Ubuntu probably decided at some point to start collecting packaged programs that were crashing with a core dump more seriously than just leaving the files collecting dust on people’s computers. They built apport to help with alerting the user in a graphical environment that a program did this, as well as collect the relevant core and runtime info needed to debug it, and give the user the option to ship that off to Canonical for analysis, similar to abrt and other distros. By default, this doesn’t drop core files for user compiled programs, at leats on my install.

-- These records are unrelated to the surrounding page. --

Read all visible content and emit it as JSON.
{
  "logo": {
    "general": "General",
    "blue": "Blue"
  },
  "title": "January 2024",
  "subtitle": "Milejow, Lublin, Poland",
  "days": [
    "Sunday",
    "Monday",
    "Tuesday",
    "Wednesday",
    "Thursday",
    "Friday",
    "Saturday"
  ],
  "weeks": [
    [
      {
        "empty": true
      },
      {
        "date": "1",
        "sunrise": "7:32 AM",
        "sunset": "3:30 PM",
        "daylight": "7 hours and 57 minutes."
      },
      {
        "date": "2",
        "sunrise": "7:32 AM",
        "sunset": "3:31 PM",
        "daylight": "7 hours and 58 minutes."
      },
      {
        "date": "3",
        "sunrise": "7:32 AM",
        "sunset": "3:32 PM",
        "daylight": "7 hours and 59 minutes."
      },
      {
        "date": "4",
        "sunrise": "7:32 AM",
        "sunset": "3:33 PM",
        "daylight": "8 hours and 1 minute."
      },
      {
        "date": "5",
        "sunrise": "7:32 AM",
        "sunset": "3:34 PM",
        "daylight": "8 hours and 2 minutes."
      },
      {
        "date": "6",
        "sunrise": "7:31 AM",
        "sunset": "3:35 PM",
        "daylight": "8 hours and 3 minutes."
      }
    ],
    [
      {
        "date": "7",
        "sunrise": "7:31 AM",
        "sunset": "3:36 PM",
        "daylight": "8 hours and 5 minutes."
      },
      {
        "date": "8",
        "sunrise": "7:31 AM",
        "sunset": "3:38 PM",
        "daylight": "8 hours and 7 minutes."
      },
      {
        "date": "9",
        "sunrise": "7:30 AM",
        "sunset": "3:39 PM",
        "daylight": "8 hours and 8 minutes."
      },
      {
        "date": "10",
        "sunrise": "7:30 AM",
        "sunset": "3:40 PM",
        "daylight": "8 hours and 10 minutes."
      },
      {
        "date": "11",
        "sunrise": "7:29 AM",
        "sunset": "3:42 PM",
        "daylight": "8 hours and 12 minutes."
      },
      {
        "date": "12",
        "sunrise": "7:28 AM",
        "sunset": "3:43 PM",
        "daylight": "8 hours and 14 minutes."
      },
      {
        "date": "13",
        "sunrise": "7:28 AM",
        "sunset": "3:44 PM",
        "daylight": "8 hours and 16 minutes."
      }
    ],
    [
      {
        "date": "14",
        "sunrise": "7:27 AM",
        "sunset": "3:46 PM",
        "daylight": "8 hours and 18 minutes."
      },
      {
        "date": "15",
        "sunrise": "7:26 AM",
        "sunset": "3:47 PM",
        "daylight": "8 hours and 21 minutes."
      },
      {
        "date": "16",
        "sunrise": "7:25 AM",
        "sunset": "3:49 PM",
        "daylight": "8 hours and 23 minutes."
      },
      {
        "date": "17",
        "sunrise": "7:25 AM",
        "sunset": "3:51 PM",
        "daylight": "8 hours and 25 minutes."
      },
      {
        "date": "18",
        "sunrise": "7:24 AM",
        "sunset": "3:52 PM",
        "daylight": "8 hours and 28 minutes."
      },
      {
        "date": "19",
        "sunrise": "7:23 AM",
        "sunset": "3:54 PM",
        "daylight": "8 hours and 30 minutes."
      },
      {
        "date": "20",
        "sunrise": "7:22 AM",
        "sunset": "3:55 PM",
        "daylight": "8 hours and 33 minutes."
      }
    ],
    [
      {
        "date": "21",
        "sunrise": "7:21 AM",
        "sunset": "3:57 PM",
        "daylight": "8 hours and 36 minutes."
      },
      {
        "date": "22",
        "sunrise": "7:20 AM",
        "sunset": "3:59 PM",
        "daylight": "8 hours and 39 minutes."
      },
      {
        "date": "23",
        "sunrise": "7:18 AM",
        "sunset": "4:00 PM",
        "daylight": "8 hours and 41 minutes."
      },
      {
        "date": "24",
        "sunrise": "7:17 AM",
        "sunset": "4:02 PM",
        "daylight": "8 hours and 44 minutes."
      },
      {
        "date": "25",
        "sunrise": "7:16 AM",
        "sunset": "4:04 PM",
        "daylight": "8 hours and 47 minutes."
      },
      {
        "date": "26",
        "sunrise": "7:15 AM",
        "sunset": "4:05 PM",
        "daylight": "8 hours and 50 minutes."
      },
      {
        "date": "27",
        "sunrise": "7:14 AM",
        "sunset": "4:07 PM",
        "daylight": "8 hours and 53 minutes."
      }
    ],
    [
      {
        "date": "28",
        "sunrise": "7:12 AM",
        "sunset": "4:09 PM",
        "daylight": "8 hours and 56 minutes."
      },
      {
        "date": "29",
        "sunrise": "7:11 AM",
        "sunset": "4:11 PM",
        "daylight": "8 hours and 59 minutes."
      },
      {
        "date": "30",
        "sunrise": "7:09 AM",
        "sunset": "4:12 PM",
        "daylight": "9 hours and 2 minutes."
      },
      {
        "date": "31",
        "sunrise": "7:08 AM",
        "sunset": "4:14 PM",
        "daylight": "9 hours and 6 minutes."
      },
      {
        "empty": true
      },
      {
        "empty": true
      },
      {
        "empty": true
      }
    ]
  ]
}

Step 3 - Let apport know you want the core file

To get the core file from apport (assuming you don’t want to change the kernel core pattern for your system), you need to first configure it to drop core dumps for unpackaged binaries like testfpe, so we can pick it up later:

# assuming you don't have an apport config,
#  (likely if you are reading this), let's create one:
$ mkdir -p ~/.config/apport
# now vim / ed / joe / bb / emacs / gedit / nano / whatever
#  to build the settings:
printf "[main]\nunpackaged=true\n" > ~/.config/apport/settings

Step 4 - Re-run the program and pick up core

Apport will now drop core files based on the executable name / path in /var/crash. We’ll need to unroll the packaged data (including the core) before we can use it with a debugger like gdb:

$ ./testfpe
Floating point exception (core dumped)
# if you're in X11, you'll likely have a popup that may be hidden
#  such as: "Sorry, the application testfpe has stopped unexpectedly"
#  "Send problem report to the developers?"
#  since that's us in this case, click "Don't send"
# look for the package including the core dump:
$ ls /var/crash
_apps_testfpe_testfpe.1000.crash
# you may have other stuff in there as well

Great, now we need to extract the core file from the package:

# this will unpack it in the sub-directory "corepackage":
$ apport-unpack /var/crash/_apps_testfpe_testfpe.1000.crash corepackage
$ ls -F
corepackage/  testfpe*  testfpe.c
# now we should have corepackage/CoreDump

Step 5 - Load it into gdb

Tell the debugger where to find the executable and the core dump:

gdb ./testfpe corepackage/CoreDump
GNU gdb (Ubuntu 9.2-0ubuntu1~20.04) 9.2
Copyright (C) 2020 Free Software Foundation, Inc.
License GPLv3+: GNU GPL version 3 or later <http://gnu.org/licenses/gpl.html>
This is free software: you are free to change and redistribute it.
There is NO WARRANTY, to the extent permitted by law.
Type "show copying" and "show warranty" for details.
This GDB was configured as "x86_64-linux-gnu".
Type "show configuration" for configuration details.
For bug reporting instructions, please see:
<http://www.gnu.org/software/gdb/bugs/>.
Find the GDB manual and other documentation resources online at:
    <http://www.gnu.org/software/gdb/documentation/>.

For help, type "help".
Type "apropos word" to search for commands related to "word"...
Reading symbols from ./testfpe...
[New LWP 239439]
Core was generated by `./testfpe'.
Program terminated with signal SIGFPE, Arithmetic exception.
#0  0x000056383906a167 in main (argc=1, argv=0x7ffef1308a58) at testfpe.c:5
5           printf("%d\n", 1 / 0);
(gdb)

Or, if we ignore the banner and the extra info:

Core was generated by `./testfpe'.
Program terminated with signal SIGFPE, Arithmetic exception.
#0  0x000056383906a167 in main (argc=1, argv=0x7ffef1308a58) at testfpe.c:5
5           printf("%d\n", 1 / 0);

If the exact line of C doesn’t show up, you probably need to recompile with -g to generate symbols, or if you’re in a larger project, make sure that strip is not stripping the symbols away as a build step (common in release software).

There’s our SIGFPE, with the exact line that produced it. Certainly does make debugging a lot easier in a large program!